Réfugiés de la 2e Guerre mondiale: Genève nuance
Pendant la 2e Guerre mondiale, le canton de Genève a accueilli nettement plus de réfugiés juifs qu'il en a refoulé. Une première analyse des archives de cette époque le prouve.
«Genève n’a pas passé son temps à refouler les gens.» D’emblée, l’archiviste du canton de Genève tient à corriger l’impression laissée par le rapport Bergier sur les réfugiés de décembre dernier.
Pour étayer ses affirmations, Catherine Santschi, se base sur l’analyse d’un échantillon représentatif qui porte surt 10 pour cent des quelque vingt mille dossiers conservés aux archives genevoises et qui répertorie quasiment toutes les personnes ayant atteint la frontière de l’arrondissement territorial genevois entre le 13 août 1942 et la fin de la Guerre.
Sur la base de cet échantillonnage, les auteurs du rapport avancent que 8 pour cent des Juifs ayant passé par Genève ont été refoulés. Ce pourcentage correspond à 800 personnes environ. Une centaine de ces personnes refoulées figurent dans le Mémorial de la déportation des juifs de France établis par Serge Klarsfeld et qui recense l’ensemble des Juifs déportés depuis la France. Le destin des 700 autres Juifs refoulés par les autorités genevoises est à ce jour inconnu.

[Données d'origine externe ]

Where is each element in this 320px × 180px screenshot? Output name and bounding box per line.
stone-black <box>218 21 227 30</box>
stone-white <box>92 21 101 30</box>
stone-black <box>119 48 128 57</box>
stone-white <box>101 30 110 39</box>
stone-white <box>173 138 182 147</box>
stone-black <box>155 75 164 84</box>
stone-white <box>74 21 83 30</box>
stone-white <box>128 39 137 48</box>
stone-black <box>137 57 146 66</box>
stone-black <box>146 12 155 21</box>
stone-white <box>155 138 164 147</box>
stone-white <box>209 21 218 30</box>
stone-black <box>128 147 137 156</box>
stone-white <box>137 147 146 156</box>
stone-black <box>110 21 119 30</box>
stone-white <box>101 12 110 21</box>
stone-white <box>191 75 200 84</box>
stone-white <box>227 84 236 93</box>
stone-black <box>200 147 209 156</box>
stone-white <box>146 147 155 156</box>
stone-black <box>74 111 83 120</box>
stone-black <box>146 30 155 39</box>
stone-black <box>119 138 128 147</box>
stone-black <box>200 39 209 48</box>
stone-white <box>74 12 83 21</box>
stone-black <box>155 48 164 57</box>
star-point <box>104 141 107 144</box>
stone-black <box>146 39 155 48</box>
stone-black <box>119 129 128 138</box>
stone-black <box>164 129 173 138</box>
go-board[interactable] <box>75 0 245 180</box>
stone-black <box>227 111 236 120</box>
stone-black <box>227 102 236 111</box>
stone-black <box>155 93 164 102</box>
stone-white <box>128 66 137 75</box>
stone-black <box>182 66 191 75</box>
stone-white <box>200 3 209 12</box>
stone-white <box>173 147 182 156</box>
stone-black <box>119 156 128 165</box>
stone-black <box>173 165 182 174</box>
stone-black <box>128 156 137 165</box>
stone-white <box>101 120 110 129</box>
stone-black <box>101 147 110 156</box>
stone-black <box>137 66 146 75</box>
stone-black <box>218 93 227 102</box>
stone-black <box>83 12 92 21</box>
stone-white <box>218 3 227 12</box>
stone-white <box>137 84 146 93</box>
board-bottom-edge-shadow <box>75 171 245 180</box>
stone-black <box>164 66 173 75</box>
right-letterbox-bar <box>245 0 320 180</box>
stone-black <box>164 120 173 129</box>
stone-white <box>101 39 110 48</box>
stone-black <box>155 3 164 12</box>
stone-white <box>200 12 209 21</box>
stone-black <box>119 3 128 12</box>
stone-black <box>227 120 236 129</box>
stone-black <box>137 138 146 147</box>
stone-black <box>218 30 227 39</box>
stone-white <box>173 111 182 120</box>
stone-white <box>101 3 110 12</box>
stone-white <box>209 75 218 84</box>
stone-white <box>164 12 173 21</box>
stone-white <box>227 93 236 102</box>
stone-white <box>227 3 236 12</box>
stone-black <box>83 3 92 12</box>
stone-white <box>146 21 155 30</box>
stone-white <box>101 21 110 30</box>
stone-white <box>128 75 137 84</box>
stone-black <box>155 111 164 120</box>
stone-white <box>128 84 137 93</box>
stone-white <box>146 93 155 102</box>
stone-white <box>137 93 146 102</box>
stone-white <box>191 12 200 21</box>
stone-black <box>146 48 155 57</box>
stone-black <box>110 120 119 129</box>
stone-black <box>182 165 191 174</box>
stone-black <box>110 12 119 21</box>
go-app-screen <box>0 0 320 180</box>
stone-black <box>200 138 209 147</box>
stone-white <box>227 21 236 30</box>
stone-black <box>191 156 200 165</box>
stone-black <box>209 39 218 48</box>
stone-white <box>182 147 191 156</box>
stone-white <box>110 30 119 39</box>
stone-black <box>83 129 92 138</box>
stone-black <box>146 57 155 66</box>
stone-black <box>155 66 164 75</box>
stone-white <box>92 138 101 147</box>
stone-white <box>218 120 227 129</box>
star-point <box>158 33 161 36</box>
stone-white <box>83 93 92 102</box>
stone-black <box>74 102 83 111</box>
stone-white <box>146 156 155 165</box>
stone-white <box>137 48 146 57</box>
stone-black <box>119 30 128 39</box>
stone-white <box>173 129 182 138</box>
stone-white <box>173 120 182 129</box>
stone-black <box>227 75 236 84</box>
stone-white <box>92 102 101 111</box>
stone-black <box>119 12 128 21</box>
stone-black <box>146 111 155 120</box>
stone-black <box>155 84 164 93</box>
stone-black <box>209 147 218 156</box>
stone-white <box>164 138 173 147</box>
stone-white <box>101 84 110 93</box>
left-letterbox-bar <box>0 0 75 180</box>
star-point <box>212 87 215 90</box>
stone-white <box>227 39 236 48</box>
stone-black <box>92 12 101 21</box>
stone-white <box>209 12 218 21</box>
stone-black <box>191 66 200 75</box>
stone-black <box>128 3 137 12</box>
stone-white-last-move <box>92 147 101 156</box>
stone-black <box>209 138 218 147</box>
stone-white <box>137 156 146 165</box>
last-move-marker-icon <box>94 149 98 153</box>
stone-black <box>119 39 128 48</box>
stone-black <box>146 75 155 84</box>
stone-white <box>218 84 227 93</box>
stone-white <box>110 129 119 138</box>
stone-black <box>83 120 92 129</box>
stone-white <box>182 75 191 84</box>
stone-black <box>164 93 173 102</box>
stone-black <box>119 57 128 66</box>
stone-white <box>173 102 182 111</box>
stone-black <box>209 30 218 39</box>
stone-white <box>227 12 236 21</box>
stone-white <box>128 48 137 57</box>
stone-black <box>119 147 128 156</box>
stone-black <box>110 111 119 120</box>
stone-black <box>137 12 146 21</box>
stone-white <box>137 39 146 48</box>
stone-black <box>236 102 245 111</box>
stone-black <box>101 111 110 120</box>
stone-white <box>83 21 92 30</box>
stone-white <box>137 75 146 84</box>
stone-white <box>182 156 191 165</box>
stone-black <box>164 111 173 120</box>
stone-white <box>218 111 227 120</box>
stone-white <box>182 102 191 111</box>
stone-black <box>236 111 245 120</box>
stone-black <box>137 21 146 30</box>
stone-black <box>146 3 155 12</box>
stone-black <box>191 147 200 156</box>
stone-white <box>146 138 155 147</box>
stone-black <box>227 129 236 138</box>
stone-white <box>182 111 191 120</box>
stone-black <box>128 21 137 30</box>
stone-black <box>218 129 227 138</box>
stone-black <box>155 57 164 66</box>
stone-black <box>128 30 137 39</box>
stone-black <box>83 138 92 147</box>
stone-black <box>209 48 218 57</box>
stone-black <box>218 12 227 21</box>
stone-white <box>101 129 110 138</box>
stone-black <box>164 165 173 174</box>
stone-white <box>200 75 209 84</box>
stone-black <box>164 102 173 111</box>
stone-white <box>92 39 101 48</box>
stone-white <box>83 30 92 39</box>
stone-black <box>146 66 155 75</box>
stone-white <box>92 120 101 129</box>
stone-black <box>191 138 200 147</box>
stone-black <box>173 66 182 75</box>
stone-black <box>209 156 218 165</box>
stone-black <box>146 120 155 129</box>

Connu comme chasseur de nazis, Serge Klarsfeld avait d’ailleurs contesté le chiffre de 16 000 Juifs refoulés avancés par le Rapport Bergier. En estimant, lui, que le chiffre de 5000 représentait la limite supérieure.
Les premiers résultats de la recherche menée à Genève semble donc lui donner raison. Mais Catherine Santschi, qui dirige cette recherche, tient à préciser que les études ultérieures pourraient encore modifier ces chiffres.
Comme l’écrivent les auteurs du rapport dans leur conclusion: «L’histoire n’est jamais que la réflexion d’une certaine époque et d’une certaine société sur son passé et sur son devenir, et elle ne peut prétendre à établir définitivement une vérité immuable».
Reste que le rapport genevois permet tout de même d’approfondir la connaissance de cette époque. Il souligne ainsi le poids de l’opinion publique, des associations d’entraide et des médias qui ont poussé, malgré la censure, les autorités fédérales à assouplir leur politique de refoulement.
Le rapport montre aussi que les autorités ont édicté une série de notes confidentielles ou transmis des recommandations oralement qui contredisaient parfois les directives officielles. L’image qui ressort de cette recherche montre en fait une administration qui corrige en permanence sa ligne au gré des événements intérieurs ou extérieurs.
Ce rapport suggère enfin un certain nombre de pistes de recherches futures, comme l’évaluation des pratiques des autorités cantonales qui avaient une réelle marge de manoeuvre par rapport à Berne. Ces recherches qui ont déjà démarré dans plusieurs cantons devraient permettre d’affiner toujours plus la connaissance de cette époque sombre. Et de déboucher sur un jugement plus nuancé de ce passé, à gauche comme à droite de l’échiquier politique suisse.